Pour finir, un dernier point qui n’est pas léger mais incontournable.

A chaque fois, les hommes de pouvoir ont utilisé à leur profit aux moments considérés comme cruciaux la puissance des sciences et des technologies pour la conservation de leurs pouvoirs dont ils étaient les seuls garants de la nature réelle. Ils ont trouvé chaque fois aussi d’autres hommes pour les servir. Il existe maintenant des outils de communication et de connaissances extraordinaires pour nos vies personnelles et collectives. Chacun sait qu’ils peuvent être utilisés aussi pour un contrôle des sociétés déjà entamé non sans bénéfices réels. Ils relèvent d’une puissance encore jamais vue dont les limites et les contours nous sont inconnus. Chacun a bien vu aussi que le respect des données personnelles et de la vie privée, des libertés individuelles, le contrôle démocratique du pilotage et du développement de ces technologies et leurs usages est en fait une reconquête après-coup (grâce aux actions citoyennes) sur des dérives non démocratiques dans un jeu de cache-cache et d’influence dont l’issue heureuse n’est pas garantie.

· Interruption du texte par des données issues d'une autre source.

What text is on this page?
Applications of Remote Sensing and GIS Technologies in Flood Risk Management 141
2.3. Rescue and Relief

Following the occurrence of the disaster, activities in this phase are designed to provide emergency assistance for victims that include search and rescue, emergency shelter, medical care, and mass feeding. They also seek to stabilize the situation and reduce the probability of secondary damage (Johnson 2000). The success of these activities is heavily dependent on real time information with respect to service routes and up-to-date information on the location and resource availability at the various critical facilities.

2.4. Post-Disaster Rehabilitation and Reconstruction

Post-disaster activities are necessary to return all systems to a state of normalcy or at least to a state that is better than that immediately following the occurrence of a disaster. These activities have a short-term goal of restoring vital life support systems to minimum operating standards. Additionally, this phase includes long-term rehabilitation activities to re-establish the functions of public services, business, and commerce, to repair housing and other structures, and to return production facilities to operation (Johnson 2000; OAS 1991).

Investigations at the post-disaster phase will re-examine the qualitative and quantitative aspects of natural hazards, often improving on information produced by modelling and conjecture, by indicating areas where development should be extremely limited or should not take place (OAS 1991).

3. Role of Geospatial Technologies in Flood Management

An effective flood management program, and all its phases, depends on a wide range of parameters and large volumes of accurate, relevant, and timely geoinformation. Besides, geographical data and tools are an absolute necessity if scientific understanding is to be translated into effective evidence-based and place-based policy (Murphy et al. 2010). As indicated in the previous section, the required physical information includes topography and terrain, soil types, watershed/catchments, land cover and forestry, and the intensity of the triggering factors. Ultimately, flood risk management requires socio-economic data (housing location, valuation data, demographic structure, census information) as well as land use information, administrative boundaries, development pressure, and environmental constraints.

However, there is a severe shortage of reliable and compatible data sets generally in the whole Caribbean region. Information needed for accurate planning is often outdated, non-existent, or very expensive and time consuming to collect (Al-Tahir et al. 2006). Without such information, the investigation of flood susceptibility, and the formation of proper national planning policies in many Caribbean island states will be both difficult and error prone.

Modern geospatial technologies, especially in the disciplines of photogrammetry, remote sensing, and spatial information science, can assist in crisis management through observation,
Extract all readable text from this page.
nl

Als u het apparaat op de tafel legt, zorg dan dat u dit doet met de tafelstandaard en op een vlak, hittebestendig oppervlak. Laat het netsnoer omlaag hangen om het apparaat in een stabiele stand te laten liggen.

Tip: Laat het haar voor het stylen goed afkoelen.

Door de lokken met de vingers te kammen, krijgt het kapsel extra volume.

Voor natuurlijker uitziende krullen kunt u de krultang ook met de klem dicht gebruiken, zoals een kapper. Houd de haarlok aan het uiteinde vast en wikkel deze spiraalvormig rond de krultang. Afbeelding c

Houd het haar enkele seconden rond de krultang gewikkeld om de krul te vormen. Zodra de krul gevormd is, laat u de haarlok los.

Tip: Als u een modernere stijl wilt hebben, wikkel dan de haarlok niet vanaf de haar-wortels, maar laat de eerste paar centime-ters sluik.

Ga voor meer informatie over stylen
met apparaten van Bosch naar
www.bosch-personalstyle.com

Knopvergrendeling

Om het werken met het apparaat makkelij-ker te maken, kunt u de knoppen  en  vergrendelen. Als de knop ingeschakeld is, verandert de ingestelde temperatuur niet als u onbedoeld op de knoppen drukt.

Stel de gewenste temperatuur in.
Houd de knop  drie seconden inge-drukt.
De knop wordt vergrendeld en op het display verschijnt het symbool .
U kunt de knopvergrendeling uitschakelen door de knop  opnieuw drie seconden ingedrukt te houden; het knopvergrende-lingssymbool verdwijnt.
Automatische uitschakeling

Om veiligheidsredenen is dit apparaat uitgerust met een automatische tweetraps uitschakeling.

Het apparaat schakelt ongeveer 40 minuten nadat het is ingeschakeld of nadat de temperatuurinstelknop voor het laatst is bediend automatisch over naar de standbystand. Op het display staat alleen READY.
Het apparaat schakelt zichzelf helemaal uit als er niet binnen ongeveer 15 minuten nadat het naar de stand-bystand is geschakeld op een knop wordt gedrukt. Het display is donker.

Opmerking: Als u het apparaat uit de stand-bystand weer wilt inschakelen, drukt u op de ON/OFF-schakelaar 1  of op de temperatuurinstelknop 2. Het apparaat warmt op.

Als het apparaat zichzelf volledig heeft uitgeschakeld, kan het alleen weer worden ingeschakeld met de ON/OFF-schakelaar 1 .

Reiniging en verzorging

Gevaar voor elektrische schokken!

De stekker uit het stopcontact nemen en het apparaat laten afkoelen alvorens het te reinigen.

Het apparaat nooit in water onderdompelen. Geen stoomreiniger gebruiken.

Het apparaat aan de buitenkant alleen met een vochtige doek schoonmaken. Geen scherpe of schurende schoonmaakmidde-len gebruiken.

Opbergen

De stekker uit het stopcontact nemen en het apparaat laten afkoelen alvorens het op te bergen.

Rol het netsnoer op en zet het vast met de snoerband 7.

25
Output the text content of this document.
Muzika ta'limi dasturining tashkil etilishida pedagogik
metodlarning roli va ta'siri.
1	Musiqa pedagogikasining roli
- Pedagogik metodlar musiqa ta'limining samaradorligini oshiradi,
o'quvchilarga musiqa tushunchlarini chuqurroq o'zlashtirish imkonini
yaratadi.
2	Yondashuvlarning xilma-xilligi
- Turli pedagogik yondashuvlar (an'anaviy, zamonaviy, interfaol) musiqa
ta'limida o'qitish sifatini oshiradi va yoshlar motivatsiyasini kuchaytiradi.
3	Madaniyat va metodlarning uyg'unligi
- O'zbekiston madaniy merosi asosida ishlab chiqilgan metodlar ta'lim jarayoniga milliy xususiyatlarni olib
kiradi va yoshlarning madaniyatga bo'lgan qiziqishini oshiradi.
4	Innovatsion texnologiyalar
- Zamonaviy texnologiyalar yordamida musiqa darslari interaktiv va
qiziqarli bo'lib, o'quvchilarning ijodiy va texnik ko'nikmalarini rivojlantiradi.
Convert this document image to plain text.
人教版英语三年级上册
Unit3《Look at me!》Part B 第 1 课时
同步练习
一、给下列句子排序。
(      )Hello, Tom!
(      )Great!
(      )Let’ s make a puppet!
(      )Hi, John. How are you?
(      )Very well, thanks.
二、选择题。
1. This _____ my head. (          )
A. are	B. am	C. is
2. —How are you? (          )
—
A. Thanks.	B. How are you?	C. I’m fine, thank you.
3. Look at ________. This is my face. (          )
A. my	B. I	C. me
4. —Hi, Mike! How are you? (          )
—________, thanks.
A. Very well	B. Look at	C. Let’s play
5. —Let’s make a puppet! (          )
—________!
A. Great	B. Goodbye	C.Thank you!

Peut-être que pleinement conscients et informés de la nature et de la manière dont l’intérêt commun nous relie en préservant nos intérêts personnels et notre autonomie parce que participants à sa définition et son fonctionnement, nous serions des citoyens plus conscients et plus outillés et mieux en mesure de nous faire respecter et de contenir ces forces dont les aspirations totalitaires douces ou dures selon besoin pointent à l’horizon.